Having won the U.S. presidential election against the combined forces of the Democratic Party and the media, and with less than enthusiastic endorsement from his own Republican Party, it was to be expected that Donald Trump as president would face unprecedented opposition from the media, the Democrats and from powerful sections of the American political establishment, particularly on the left.
In his favour was the fact that he had won a decisive political mandate, and the enduring support of “Middle America”, particularly in those states which were evangelical Christian, and those that had been hardest hit by green ideology and the decline in the American manufacturing industry.
Trump’s promise to “Make America great again” resonated across the country, and delivered to him a mandate to change direction.
Many of the things that Trump has done have been in fulfilment of his election commitments, and have reinforced the attachment of those who voted for him.

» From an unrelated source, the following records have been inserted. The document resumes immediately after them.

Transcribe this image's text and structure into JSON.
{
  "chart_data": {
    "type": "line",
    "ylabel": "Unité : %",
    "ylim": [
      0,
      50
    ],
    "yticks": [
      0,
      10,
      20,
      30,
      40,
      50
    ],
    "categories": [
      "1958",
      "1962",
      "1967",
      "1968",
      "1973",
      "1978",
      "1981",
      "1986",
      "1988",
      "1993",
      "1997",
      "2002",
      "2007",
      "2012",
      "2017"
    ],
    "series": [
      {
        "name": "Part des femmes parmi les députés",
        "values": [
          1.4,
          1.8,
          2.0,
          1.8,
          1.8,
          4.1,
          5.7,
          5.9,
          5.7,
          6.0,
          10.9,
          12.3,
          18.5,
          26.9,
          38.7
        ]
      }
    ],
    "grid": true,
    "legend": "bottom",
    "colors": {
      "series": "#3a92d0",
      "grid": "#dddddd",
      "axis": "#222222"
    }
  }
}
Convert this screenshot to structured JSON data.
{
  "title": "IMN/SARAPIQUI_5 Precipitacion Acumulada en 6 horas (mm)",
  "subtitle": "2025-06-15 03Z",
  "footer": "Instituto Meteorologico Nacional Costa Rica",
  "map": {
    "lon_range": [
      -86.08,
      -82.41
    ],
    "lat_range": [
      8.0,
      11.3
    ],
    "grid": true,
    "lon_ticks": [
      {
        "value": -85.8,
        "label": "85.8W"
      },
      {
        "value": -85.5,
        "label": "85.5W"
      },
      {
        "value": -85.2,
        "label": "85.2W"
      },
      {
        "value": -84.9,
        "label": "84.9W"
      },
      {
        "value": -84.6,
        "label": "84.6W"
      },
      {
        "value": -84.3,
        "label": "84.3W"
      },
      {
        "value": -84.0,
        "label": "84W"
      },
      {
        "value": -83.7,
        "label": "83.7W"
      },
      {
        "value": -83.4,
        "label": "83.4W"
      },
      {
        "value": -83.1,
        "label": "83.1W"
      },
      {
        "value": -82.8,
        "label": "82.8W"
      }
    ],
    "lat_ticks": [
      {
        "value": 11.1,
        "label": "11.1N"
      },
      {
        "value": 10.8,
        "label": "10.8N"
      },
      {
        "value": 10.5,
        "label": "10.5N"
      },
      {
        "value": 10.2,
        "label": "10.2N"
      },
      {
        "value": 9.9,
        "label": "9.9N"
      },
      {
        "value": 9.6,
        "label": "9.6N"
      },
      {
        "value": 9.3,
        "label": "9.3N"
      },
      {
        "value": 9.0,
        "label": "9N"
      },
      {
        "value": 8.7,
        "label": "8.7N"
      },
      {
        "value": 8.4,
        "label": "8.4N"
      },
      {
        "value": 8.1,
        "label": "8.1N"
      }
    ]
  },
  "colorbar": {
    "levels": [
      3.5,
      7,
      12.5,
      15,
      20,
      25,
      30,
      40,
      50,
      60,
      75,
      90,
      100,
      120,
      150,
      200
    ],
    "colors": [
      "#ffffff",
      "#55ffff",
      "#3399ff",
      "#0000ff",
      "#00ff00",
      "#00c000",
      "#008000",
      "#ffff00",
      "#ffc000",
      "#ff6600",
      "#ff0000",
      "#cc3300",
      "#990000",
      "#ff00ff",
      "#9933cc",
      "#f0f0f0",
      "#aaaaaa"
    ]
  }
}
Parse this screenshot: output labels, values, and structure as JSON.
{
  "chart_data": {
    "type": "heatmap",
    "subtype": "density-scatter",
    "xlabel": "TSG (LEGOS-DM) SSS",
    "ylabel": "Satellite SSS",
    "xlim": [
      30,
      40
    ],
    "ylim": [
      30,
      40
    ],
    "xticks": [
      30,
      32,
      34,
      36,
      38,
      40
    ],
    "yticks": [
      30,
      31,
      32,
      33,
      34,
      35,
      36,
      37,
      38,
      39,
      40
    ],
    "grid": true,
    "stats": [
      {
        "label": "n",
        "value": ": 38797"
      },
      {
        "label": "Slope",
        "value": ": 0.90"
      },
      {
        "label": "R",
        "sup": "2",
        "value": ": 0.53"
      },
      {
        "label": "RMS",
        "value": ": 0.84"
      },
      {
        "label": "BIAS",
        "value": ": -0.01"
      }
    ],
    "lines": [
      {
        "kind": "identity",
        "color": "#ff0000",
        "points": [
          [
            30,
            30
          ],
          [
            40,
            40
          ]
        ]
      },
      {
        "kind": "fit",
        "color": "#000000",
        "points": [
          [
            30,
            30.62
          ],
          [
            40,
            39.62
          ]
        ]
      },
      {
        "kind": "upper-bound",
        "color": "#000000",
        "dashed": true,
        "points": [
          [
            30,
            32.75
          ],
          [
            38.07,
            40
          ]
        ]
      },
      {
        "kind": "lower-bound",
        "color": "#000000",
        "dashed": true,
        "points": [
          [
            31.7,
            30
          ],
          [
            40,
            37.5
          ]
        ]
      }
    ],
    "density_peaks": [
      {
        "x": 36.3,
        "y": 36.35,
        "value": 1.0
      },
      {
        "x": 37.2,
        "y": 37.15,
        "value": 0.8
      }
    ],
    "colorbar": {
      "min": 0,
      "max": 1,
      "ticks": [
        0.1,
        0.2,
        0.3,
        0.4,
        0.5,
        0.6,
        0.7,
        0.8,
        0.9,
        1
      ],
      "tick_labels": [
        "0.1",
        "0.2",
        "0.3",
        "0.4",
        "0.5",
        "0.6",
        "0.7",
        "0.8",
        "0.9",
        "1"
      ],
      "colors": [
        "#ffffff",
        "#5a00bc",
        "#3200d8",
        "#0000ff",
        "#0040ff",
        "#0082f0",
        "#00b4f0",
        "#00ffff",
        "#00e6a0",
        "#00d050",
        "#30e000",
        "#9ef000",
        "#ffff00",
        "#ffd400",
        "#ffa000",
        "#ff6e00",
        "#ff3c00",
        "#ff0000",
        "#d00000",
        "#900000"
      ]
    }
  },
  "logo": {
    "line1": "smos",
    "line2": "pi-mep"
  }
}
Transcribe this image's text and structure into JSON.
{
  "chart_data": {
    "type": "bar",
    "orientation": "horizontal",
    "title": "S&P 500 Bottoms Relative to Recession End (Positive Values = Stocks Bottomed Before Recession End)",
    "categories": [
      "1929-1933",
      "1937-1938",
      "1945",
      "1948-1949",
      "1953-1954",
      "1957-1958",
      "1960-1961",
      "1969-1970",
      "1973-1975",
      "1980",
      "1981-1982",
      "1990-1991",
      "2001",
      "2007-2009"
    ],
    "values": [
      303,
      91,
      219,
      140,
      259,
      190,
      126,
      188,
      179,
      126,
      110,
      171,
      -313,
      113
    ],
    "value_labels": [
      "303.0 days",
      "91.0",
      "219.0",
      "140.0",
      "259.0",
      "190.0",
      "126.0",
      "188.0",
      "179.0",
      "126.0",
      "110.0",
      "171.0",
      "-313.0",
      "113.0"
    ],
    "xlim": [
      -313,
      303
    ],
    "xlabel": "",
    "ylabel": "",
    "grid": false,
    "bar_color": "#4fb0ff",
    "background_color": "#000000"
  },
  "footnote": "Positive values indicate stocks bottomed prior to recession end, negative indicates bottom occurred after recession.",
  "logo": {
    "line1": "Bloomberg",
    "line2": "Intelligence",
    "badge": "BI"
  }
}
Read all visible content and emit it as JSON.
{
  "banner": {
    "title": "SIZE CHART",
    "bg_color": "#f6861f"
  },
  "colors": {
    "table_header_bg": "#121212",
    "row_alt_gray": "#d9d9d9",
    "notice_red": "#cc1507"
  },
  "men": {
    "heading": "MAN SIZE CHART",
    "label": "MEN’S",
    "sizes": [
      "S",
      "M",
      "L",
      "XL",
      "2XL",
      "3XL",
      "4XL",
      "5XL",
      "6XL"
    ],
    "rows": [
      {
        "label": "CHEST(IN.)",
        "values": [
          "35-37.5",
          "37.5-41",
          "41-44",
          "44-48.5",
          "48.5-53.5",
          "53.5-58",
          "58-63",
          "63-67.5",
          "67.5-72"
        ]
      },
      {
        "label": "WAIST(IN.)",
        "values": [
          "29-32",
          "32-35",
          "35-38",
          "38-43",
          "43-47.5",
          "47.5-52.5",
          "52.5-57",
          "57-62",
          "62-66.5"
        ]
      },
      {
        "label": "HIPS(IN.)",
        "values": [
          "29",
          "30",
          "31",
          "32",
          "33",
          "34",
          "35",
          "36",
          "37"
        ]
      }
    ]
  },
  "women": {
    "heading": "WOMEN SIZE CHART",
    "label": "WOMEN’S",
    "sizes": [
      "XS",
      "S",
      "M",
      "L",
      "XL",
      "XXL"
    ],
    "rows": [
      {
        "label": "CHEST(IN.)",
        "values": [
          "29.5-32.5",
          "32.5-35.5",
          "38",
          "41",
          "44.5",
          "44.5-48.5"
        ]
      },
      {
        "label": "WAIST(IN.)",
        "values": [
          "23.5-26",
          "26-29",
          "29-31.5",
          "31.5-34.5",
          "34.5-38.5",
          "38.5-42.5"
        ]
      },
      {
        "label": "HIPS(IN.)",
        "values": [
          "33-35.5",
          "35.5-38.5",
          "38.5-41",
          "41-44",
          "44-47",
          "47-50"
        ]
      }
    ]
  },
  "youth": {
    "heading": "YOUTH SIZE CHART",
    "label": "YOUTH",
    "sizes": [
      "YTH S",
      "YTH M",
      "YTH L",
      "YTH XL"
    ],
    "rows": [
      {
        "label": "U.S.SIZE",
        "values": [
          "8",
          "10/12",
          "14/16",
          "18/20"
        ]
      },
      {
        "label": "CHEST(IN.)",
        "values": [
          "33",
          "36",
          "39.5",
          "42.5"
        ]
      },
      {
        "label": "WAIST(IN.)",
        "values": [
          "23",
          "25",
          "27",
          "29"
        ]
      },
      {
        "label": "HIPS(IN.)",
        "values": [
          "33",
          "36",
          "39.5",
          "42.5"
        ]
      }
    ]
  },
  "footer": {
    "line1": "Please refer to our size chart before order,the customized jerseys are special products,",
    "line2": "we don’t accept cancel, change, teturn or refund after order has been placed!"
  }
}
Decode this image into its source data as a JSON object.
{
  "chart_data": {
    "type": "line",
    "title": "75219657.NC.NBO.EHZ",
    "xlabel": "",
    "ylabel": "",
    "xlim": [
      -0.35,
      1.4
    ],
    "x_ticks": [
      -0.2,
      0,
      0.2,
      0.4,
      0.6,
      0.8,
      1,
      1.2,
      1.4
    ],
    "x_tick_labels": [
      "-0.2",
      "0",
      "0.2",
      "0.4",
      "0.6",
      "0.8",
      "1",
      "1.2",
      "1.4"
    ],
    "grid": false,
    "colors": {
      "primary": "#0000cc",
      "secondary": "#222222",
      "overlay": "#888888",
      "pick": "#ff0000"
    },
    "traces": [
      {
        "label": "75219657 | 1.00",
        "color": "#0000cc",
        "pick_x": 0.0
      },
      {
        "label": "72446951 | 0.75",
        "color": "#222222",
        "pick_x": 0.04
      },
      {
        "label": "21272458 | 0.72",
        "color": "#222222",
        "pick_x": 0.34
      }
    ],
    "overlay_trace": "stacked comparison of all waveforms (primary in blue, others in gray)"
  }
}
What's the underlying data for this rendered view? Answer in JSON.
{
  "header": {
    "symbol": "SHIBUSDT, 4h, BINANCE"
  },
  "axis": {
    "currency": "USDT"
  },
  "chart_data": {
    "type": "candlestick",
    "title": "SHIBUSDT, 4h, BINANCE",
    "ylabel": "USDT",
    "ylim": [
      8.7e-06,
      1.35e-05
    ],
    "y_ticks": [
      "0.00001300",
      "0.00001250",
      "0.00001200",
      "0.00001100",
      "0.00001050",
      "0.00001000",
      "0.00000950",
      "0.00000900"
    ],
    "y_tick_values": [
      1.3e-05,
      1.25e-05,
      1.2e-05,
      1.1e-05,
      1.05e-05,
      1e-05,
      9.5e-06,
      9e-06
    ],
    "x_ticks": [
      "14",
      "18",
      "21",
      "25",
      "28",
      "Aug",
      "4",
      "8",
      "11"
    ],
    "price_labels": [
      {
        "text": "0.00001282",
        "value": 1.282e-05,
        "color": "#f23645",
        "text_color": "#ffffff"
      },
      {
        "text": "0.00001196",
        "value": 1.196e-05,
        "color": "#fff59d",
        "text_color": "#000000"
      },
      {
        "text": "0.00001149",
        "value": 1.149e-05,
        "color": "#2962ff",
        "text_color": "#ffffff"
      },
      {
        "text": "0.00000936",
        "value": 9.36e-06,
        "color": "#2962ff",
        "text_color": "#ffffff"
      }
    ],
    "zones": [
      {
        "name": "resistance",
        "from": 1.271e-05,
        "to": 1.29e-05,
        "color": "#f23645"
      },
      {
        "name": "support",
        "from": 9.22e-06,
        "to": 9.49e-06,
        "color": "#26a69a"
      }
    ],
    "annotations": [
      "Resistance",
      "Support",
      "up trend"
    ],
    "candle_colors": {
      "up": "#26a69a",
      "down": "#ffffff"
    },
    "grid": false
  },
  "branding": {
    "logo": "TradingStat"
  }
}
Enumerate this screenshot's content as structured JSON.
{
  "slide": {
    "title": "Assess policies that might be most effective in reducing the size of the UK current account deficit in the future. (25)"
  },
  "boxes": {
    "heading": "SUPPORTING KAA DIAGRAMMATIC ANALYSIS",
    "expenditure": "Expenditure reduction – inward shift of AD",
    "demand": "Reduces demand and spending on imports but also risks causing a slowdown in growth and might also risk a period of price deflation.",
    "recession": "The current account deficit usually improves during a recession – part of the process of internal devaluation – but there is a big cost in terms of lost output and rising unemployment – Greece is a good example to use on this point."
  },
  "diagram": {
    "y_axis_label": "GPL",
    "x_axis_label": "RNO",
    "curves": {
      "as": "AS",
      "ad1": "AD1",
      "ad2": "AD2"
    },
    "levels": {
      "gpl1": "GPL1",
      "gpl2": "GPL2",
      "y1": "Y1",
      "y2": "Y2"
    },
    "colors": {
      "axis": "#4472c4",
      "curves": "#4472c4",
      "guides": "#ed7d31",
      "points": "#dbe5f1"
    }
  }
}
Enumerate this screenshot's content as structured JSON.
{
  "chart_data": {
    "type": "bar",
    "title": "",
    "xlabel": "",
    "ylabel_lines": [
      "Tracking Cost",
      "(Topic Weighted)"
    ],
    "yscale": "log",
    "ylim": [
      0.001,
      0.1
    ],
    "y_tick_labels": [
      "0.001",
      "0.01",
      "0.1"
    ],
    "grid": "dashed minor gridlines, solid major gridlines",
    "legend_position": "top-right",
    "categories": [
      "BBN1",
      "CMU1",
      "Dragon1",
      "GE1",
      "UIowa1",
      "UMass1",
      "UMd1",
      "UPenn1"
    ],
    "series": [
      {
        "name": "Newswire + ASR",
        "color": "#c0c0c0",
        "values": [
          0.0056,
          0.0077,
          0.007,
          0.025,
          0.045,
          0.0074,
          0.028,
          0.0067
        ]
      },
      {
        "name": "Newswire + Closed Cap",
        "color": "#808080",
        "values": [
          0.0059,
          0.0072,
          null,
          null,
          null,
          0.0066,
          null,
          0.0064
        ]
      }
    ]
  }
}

As a political outsider, Trump clearly understands that his success depends on fulfilling the promises he made to millions of Americans. And he has followed through.
Key positions in his administration, including Secretary of State, Treasury Secretary and Defense Secretary have been filled by people with wide experience in government, business and the defence forces.
Trump has proposed the repeal of Obama’s Clean Power Plan, which was intended to force the closure of coal-fired power stations, and appointed former Texas governor Rick Perry as Secretary for Energy.
He has actively encouraged the expansion of the U.S. oil and gas industry, by lifting restrictions on exploration on federal lands, and signing executive orders authorising the construction of the Keystone XL oil pipeline from Canada, and the Dakota Access pipeline.
Billions of dollars that previously flowed to the Middle East will now stay in America.
Trump has introduced legislation for the repeal of Obamacare, the expensive national health scheme which also required employers to fund abortions.
He has reinstated the Mexico City policy, a policy originally introduced by Republican president Ronald Reagan in 1984. Since then, every Democratic president has rescinded it and every Republican has reinstated it. The policy blocks U.S. federal funding for non-governmental organisations that provide abortion counselling or referrals. Its immediate target was the world’s largest abortion provider, Planned Parenthood.
Trump has also foreshadowed the rebuilding of America’s domestic manufacturing base, by withdrawal from the Trans-Pacific Partnership (TPP), proposed renegotiation of the North American Free Trade Agreement (NAFTA), and proposed imposition of targeted import tariffs on Chinese goods.
He has also had success in a couple of high-profile decisions by U.S. computer companies to build new plants inside the United States.
These achievements in the first four months of his four-year term are significant, yet they have been poisoned by several politically damaging issues, including President Trump’s unprecedented use of Twitter to castigate his opponents, the row over Russia’s interference in the 2016 election, and his sacking of FBI director James Comey.
Every one of these issues is a distraction from the central business of government.
During the presidential campaign last year, Trump’s daily use of Twitter to denounce his rivals, particularly Hillary Clinton, was diverting, almost comical. It gave him the opportunity of replying to her through memorable one-liners, and speaking directly to his own constituency.
However, as President, the continued use of Twitter has left Trump looking petulant and thin-skinned: able to dish it out, but not to take criticism.
The controversy over Russian interference in the 2016 presidential election was launched by President Barack Obama in 2016. A year ago, he blamed Russia for hacking the Democratic Party’s National Committee’s email server, after the release of a trove of emails via Wikileaks that embarrassed Hillary Clinton.
Just weeks before the American people voted, the leaders of the U.S. intelligence agencies issued an unprecedented public statement denouncing Russian interference in the election campaign against Clinton, and in favour of Donald Trump.
The issue was thoroughly canvassed during the election campaign, in a way that helped rather than hindered Hillary Clinton. But Clinton was beyond saving.
Nevertheless, in the dying days of his Presidency, Barack Obama ordered a report on foreign interventions in the 2016 presidential elections, and late in December, expelled 35 Russian diplomats from the U.S. as a reprisal.
I have no doubt that Russia did try to influence the result of the election, but its efforts were effectively countered by Obama and Clinton, who even claimed that Trump was the Kremlin’s candidate during the presidential debates.
Trump’s sacking of FBI director James Comey was utterly unnecessary, and has created the impression that Trump had something to hide. It would be tragic if Trump’s substantial achievements were undermined by his ego, or his eccentricity, providing fodder for his implacable enemies on the left.